Hay quien se pasa casi el año entero esperando el verano para que al final se marche en un suspiro. Eso ya provoca mirar con recelo la llegada del otoño, esa estación indeseada que trae consigo días más cortos, el colegio y hasta la gripe. Con esa mala fama, ¿a quién se le ocurre mantenerla? En su eterno dilema de si dar o no un paso adelante con el modelo de país, España sigue anclada en el anhelo de las playas, el sol y las películas de Alfredo Landa en el Mediterráneo. En cierta forma, el anhelo de la supervivencia siendo el resort de Europa. En cierta forma, atada al cortoplacismo.
El coronavirus quizá haya multiplicado una realidad que nunca nos abandonó: que tenemos la tendencia inicial de dejar los deberes para el último día. Supongo que incluso ahí encuentro paralelismos con mi equipo de fútbol, aunque esto es otra historia. Se acuña más que nunca el famoso dicho del «carpe diem», más gastado que las suelas de las botas de un peregrino, porque lo difícil es asumir que nos hemos acomodado en la incertidumbre. La sufrieron las generaciones que se llevó por delante la crisis del 2008. Primero se quedaron en shock. Luego, se interiorizó que lo normal era eso: vivir sin futuro definido.
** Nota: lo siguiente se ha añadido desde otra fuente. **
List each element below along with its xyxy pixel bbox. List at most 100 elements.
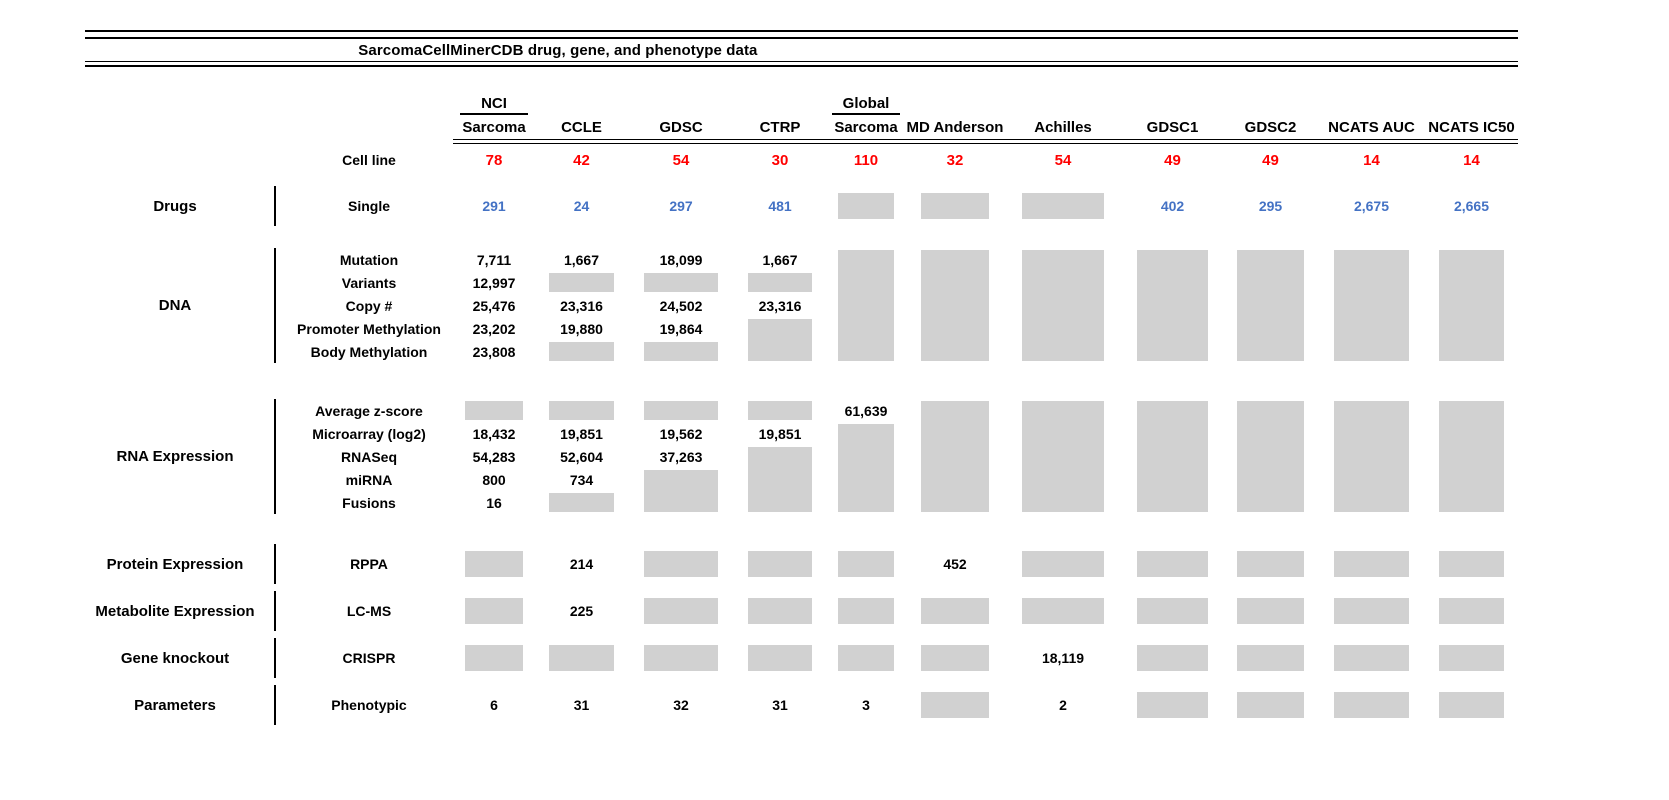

En el que seguramente se trata del año más extraño de nuestras vidas, planear se ha convertido casi en una quimera. Tal vez sea la prueba de fuego que precisa desde hace tiempo la clase política. Una prueba de su altura de miras, aunque generalmente apunten al fango. Y no hay una «nueva normalidad», solo un empeño constante en cacarearla, como si el coronavirus estuviese de paso, mientras la esperanza es volver a nuestra vida de antes, aquella en la que ya dábamos palos de ciego.